Intrinsic Factor – part 2

When the intrinsic factor is not being produced your intestinal bacteria eat up the bulk of the vitamin B12 that is ingested.  The rest is simply excreted.  So if you aren’t producing the intrinsic factor it doesn’t matter if you are getting enough vitamin B12.  The B12 needs to get to the right place in your body.

There are a few things that can cause the intrinsic factor to stop producing.  In some cases your body will attack the cells and lead to an intrinsic factor deficiency.  This is a type of autoimmune disease. Another way it can happen is if you have atrophic, or other forms of, gastritis.  Gastritis can damage the parietal cells of the stomach walls, which can cause intrinsic factor deficiency.  Problems with the pancreas can cause the vitamin B12 to not bind to protein properly in the small intestine, which can also result in lack of intrinsic factor.

People who have stomach surgeries, like bariatric surgery, are known to be high risk for pernicious anemia.  Stomach tumors, gastric ulcers, alcoholism and taking medication for acid reflux or heartburn also are risk factors for problems with proper production of intrinsic factor.
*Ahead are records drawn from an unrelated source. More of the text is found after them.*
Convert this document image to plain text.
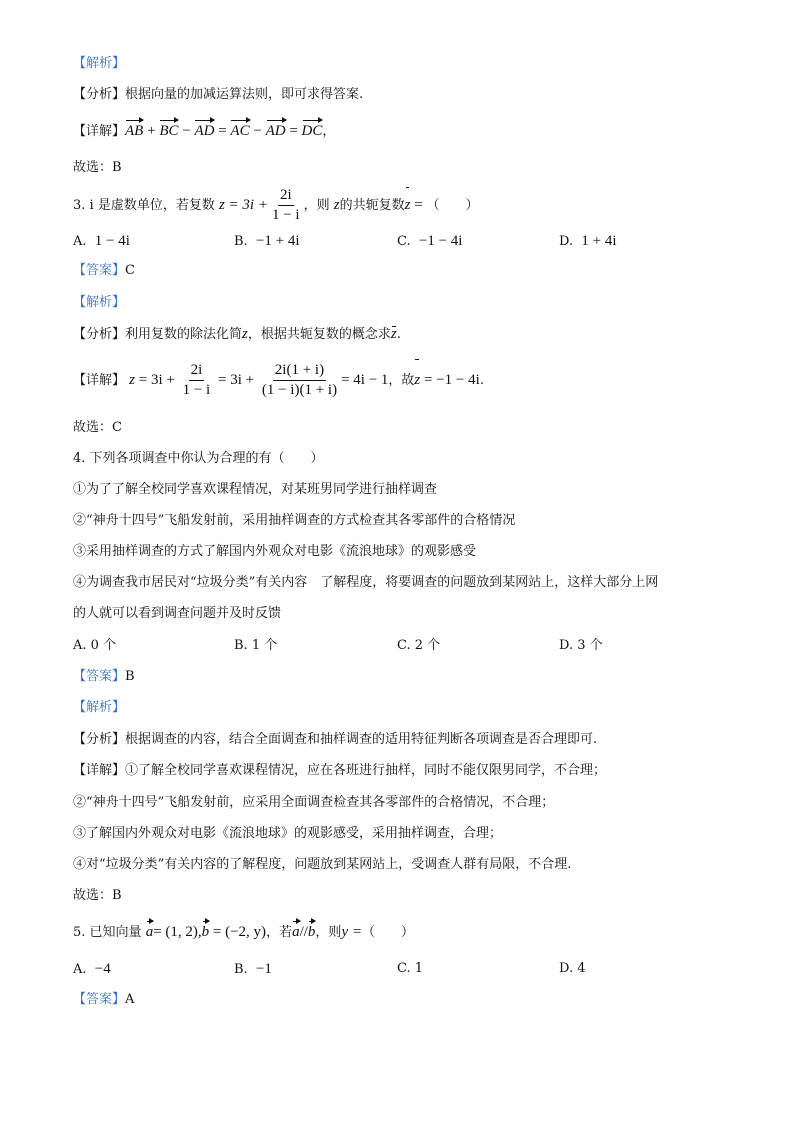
【解析】
【分析】根据向量的加减运算法则，即可求得答案.
【详解】AB + BC − AD = AC − AD = DC，
故选：B
3. i 是虚数单位，若复数 $z = 3i + \frac{2i}{1 - i}$ ，则 z的共轭复数z = （　　）
A. 1 − 4i	B. −1 + 4i	C. −1 − 4i	D. 1 + 4i
【答案】C
【解析】
【分析】利用复数的除法化简z，根据共轭复数的概念求z.
【详解】 $z = 3i + \frac{2i}{1 - i} = 3i + \frac{2i(1 + i)}{(1 - i)(1 + i)} = 4i - 1$，故z = −1 − 4i.
故选：C
4. 下列各项调查中你认为合理的有（　　）
①为了了解全校同学喜欢课程情况，对某班男同学进行抽样调查
②“神舟十四号”飞船发射前，采用抽样调查的方式检查其各零部件的合格情况
③采用抽样调查的方式了解国内外观众对电影《流浪地球》的观影感受
④为调查我市居民对“垃圾分类”有关内容　了解程度，将要调查的问题放到某网站上，这样大部分上网
的人就可以看到调查问题并及时反馈
A. 0 个	B. 1 个	C. 2 个	D. 3 个
【答案】B
【解析】
【分析】根据调查的内容，结合全面调查和抽样调查的适用特征判断各项调查是否合理即可.
【详解】①了解全校同学喜欢课程情况，应在各班进行抽样，同时不能仅限男同学，不合理；
②“神舟十四号”飞船发射前，应采用全面调查检查其各零部件的合格情况，不合理；
③了解国内外观众对电影《流浪地球》的观影感受，采用抽样调查，合理；
④对“垃圾分类”有关内容的了解程度，问题放到某网站上，受调查人群有局限，不合理.
故选：B
5. 已知向量 a= (1, 2),b = (−2, y)，若a//b，则y =（　　）
A. −4	B. −1	C. 1	D. 4
【答案】A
When you are not producing enough intrinsic factor you become intrinsic factor deficient.  When you are intrinsic factor deficient, a low dose of oral vitamin B12 will not help.  Your body won’t absorb it through the wall in the small intestine.
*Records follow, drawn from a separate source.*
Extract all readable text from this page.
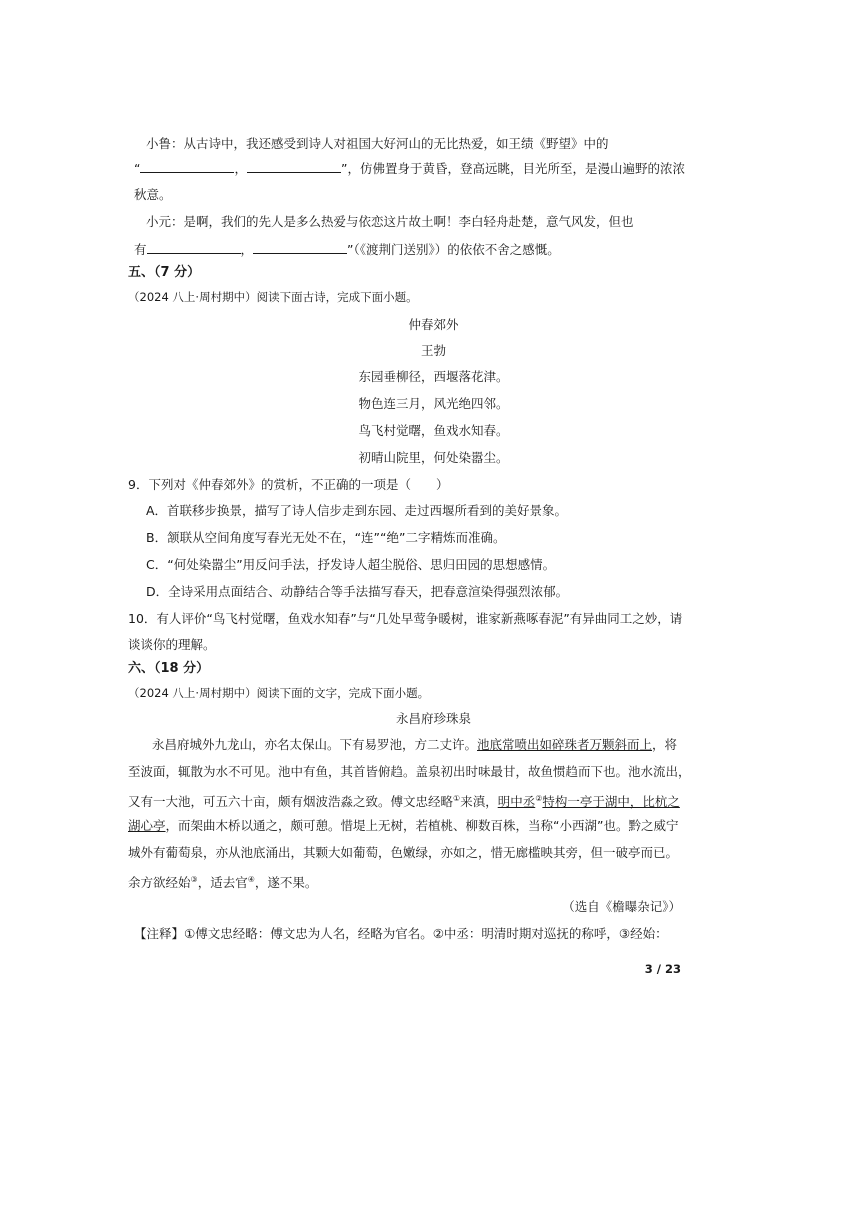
小鲁：从古诗中，我还感受到诗人对祖国大好河山的无比热爱，如王绩《野望》中的
“	，	”，仿佛置身于黄昏，登高远眺，目光所至，是漫山遍野的浓浓
秋意。
小元：是啊，我们的先人是多么热爱与依恋这片故土啊！李白轻舟赴楚，意气风发，但也
有	，	”（《渡荆门送别》）的依依不舍之感慨。
五、（7 分）
（2024 八上·周村期中）阅读下面古诗，完成下面小题。
仲春郊外
王勃
东园垂柳径，西堰落花津。
物色连三月，风光绝四邻。
鸟飞村觉曙，鱼戏水知春。
初晴山院里，何处染嚣尘。
9．下列对《仲春郊外》的赏析，不正确的一项是（　　）
A．首联移步换景，描写了诗人信步走到东园、走过西堰所看到的美好景象。
B．颔联从空间角度写春光无处不在，“连”“绝”二字精炼而准确。
C．“何处染嚣尘”用反问手法，抒发诗人超尘脱俗、思归田园的思想感情。
D．全诗采用点面结合、动静结合等手法描写春天，把春意渲染得强烈浓郁。
10．有人评价“鸟飞村觉曙，鱼戏水知春”与“几处早莺争暖树，谁家新燕啄春泥”有异曲同工之妙，请
谈谈你的理解。
六、（18 分）
（2024 八上·周村期中）阅读下面的文字，完成下面小题。
永昌府珍珠泉
永昌府城外九龙山，亦名太保山。下有易罗池，方二丈许。池底常喷出如碎珠者万颗斜而上，将
至波面，辄散为水不可见。池中有鱼，其首皆俯趋。盖泉初出时味最甘，故鱼惯趋而下也。池水流出，
又有一大池，可五六十亩，颇有烟波浩淼之致。傅文忠经略①来滇，明中丞②特构一亭于湖中，比杭之
湖心亭，而架曲木桥以通之，颇可憩。惜堤上无树，若植桃、柳数百株，当称“小西湖”也。黔之威宁
城外有葡萄泉，亦从池底涌出，其颗大如葡萄，色嫩绿，亦如之，惜无廊槛映其旁，但一破亭而已。
余方欲经始③，适去官④，遂不果。
（选自《檐曝杂记》）
【注释】①傅文忠经略：傅文忠为人名，经略为官名。②中丞：明清时期对巡抚的称呼，③经始：
3 / 23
The most common treatment is a subcutaneous or intramuscular injection of vitamin B12.  By administering the B12 in this way you bypass the digestive tract and allow the B12 to be absorbed.  More recent studies are finding that mega doses of B12 given sublingually works just as well.  These are the two most common forms of treatment no matter how you developed vitamin B12 deficiency.  As always, discuss your options with your doctor.